A causa della sua profonda fede repubblicana ed indipendentista, nel
1848 partecipò ai moti rivoluzionari contro gli austriaci
nella città natale di Como. Condannato a morte, si
rifugiò dapprima in Svizzera, a Zurigo, dove tesse strette
relazioni con Giuseppe Mazzini, testimoniate anche dal rapporto
epistolare tra i due. In seguito, nel 1855, a seguito del fallimento
del progetto mazziniano di un’Italia repubblicana, si imbarcò
su un vapore alla volta dell’Argentina che divenne la sua patria
d’adozione. Fu quindi Capitán de Administración de la
Legión Agrícola Militar, e poi colonnello
dell’esercito argentino.
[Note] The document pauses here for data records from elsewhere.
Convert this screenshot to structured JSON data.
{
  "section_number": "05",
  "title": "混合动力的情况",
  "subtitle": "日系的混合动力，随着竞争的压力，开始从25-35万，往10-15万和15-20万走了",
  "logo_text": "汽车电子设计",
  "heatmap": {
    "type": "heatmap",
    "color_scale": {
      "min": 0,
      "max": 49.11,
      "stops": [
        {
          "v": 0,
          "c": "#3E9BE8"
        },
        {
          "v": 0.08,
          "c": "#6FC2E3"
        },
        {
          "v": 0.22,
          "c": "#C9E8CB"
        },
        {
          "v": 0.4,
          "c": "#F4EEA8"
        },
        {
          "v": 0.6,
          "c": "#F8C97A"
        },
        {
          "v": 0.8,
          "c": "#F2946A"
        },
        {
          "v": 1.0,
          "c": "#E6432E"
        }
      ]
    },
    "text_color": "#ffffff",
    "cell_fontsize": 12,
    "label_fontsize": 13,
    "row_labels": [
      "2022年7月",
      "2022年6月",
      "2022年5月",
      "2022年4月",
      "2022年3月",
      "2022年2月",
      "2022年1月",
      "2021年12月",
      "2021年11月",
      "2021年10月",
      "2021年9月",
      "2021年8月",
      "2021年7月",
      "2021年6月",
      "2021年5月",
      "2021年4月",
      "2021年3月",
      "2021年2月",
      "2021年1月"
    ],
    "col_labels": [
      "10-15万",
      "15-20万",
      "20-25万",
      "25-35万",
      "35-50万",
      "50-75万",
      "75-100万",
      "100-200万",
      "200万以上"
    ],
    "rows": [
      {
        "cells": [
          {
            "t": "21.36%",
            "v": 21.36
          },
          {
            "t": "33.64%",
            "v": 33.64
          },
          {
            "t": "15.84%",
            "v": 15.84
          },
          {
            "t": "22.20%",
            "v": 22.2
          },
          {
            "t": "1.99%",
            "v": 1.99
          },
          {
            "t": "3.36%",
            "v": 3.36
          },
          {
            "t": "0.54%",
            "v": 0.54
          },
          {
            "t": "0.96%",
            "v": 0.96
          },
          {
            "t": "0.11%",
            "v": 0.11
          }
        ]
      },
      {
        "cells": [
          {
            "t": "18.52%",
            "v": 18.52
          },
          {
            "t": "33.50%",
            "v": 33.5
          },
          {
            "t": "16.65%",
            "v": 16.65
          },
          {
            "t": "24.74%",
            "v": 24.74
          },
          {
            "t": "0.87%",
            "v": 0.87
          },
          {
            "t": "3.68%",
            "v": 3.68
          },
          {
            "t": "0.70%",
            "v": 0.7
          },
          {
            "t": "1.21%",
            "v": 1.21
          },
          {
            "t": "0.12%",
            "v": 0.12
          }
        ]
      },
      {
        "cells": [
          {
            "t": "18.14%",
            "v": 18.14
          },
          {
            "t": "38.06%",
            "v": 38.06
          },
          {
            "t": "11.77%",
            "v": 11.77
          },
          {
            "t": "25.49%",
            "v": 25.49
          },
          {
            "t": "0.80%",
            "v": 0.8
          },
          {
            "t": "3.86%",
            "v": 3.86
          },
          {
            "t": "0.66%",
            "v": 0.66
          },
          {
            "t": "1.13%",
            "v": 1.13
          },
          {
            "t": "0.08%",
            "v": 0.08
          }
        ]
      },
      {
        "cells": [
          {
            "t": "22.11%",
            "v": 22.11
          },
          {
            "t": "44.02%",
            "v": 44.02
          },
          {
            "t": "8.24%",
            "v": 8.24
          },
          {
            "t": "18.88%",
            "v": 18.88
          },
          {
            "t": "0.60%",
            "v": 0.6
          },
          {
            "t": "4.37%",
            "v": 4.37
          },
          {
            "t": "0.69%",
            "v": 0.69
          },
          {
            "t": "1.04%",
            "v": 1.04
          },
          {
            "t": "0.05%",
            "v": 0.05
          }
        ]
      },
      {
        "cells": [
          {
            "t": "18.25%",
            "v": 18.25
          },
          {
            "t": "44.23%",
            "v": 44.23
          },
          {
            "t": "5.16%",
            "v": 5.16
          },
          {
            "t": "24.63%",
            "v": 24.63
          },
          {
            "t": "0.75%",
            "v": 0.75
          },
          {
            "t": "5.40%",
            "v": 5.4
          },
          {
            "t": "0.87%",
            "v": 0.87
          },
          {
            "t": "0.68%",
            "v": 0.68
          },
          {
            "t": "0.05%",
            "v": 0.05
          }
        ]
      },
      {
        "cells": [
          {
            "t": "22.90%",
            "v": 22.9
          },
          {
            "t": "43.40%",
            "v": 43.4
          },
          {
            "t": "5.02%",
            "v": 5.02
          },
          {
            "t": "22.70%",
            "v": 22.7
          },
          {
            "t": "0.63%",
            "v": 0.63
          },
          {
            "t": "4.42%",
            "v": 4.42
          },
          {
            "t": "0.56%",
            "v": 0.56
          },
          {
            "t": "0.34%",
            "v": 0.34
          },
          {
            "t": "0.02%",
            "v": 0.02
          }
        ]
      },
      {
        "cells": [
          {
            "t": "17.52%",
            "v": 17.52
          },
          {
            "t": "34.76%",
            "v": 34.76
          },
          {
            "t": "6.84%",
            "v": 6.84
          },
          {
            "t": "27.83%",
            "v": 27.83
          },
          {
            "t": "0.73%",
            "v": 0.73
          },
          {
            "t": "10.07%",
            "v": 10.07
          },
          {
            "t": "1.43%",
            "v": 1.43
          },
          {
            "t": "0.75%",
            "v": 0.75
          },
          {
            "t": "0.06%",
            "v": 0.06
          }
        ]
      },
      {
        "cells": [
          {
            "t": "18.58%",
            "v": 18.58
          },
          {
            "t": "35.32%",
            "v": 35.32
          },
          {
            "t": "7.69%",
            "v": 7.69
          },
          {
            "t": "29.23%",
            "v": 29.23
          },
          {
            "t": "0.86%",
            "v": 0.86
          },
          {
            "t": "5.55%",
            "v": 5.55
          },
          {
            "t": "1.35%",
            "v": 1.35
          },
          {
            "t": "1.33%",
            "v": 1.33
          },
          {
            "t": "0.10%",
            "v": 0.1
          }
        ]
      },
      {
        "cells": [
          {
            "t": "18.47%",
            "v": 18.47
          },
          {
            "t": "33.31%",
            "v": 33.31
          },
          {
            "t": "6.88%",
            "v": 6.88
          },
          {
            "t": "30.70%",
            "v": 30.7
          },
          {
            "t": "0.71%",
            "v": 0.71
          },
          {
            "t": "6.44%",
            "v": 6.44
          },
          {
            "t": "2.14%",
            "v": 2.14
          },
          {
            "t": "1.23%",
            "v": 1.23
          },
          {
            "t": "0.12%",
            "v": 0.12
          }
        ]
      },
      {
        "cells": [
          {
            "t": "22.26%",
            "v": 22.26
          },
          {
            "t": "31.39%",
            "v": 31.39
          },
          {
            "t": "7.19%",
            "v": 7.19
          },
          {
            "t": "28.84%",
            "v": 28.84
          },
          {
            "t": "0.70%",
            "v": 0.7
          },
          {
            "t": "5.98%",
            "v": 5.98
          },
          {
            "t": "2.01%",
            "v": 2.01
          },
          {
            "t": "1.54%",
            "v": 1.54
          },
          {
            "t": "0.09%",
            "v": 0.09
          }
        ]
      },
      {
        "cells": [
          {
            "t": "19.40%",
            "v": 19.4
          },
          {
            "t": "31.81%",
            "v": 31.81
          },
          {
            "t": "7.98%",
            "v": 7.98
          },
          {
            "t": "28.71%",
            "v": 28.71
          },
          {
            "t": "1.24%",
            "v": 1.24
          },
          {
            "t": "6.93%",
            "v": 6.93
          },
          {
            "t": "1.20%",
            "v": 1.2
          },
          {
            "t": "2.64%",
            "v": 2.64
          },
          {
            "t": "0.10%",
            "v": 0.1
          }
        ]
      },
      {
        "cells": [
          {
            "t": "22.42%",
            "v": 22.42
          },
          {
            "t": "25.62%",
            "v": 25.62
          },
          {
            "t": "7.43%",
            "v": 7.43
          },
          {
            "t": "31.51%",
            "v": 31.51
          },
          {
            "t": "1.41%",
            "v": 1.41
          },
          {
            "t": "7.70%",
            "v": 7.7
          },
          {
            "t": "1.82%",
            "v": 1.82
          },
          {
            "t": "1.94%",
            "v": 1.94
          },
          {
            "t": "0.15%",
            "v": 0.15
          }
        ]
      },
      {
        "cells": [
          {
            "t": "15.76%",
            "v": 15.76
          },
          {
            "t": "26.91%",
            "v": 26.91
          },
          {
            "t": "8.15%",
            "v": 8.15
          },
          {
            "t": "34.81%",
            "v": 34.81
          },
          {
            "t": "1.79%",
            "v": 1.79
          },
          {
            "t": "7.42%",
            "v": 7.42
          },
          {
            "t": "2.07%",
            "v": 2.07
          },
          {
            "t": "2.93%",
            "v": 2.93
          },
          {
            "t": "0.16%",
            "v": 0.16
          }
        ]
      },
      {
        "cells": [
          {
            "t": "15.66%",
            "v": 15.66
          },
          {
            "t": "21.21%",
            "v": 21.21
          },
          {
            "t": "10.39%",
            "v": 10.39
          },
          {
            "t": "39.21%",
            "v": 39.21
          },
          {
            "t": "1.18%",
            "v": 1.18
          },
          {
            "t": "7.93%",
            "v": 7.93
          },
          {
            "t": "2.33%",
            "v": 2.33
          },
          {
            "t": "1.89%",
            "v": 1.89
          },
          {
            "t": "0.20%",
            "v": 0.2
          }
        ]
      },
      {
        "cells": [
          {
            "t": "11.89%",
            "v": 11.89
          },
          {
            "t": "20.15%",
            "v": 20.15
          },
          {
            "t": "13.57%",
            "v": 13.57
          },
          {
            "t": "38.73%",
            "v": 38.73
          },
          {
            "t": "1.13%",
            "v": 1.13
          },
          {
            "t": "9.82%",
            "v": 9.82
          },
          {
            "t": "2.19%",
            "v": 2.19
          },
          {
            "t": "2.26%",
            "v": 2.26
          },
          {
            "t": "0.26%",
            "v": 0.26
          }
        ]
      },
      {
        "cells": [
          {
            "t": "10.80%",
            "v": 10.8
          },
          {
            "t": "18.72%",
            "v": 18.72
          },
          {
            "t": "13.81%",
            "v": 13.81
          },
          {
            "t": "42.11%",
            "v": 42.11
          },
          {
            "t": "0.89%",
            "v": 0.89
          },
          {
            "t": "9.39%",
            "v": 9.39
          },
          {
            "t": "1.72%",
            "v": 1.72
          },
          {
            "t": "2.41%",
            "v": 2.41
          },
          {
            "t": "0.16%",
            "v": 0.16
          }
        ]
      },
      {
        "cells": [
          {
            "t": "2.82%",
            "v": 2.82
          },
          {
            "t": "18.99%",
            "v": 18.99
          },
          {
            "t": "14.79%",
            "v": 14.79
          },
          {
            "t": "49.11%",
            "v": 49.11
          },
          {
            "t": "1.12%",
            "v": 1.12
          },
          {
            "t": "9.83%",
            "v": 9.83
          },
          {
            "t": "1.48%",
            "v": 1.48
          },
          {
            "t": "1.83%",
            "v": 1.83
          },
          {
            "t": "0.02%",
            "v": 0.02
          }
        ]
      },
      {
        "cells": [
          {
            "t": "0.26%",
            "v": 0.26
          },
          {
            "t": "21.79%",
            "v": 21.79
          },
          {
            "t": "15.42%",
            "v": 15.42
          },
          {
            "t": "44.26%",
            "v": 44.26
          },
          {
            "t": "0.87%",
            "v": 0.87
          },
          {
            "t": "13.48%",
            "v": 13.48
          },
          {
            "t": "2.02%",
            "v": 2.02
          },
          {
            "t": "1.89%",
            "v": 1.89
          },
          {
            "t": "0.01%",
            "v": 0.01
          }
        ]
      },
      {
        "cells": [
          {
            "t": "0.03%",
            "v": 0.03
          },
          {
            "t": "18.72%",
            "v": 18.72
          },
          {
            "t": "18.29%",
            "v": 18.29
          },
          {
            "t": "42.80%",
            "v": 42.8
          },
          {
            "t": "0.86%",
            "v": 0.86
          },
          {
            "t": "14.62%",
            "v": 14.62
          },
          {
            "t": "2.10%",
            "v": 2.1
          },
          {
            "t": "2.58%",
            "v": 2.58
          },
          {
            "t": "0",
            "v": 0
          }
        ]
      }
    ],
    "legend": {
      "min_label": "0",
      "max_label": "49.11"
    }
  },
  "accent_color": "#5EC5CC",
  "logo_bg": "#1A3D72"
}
Disegnò il secondo edificio della
Cattedrale della città (antecedente all’attuale) e diresse la
costruzione della prima scuola pubblica locale. Nel 1865 fece parte
della nuova Comisión Municipal Bahiense. Divenne anche
celebre perché realizzó le prime previsioni
meteorologiche della provincia e studiò la distribuzione
dell’acqua potabile. Gli fu dedicata una via a Bahia Blanca quando
era ancora vivo, a testimonianza del prestigio conquistato. Alla sua
morte, nel 1883, fu menzionato come "el hombre más importante
de Bahía Blanca". Fu sepolto nel cimitero vecchio, l’attuale
plaza Pellegrini. Uno de suoi figli, Luis Caronti, fu il secondo
intendente municipale di Bahía Blanca nonché il primo
nato sul posto. Volle anche lasciare una cospicua eredità
personale ad alcune istituzioni benefiche della città. Nel
febbraio del 2011 è stata ufficializzata dal parlamento
regionale la richiesta che venga dichiarato solennemente “cittadino
illustre” della regione bonairense.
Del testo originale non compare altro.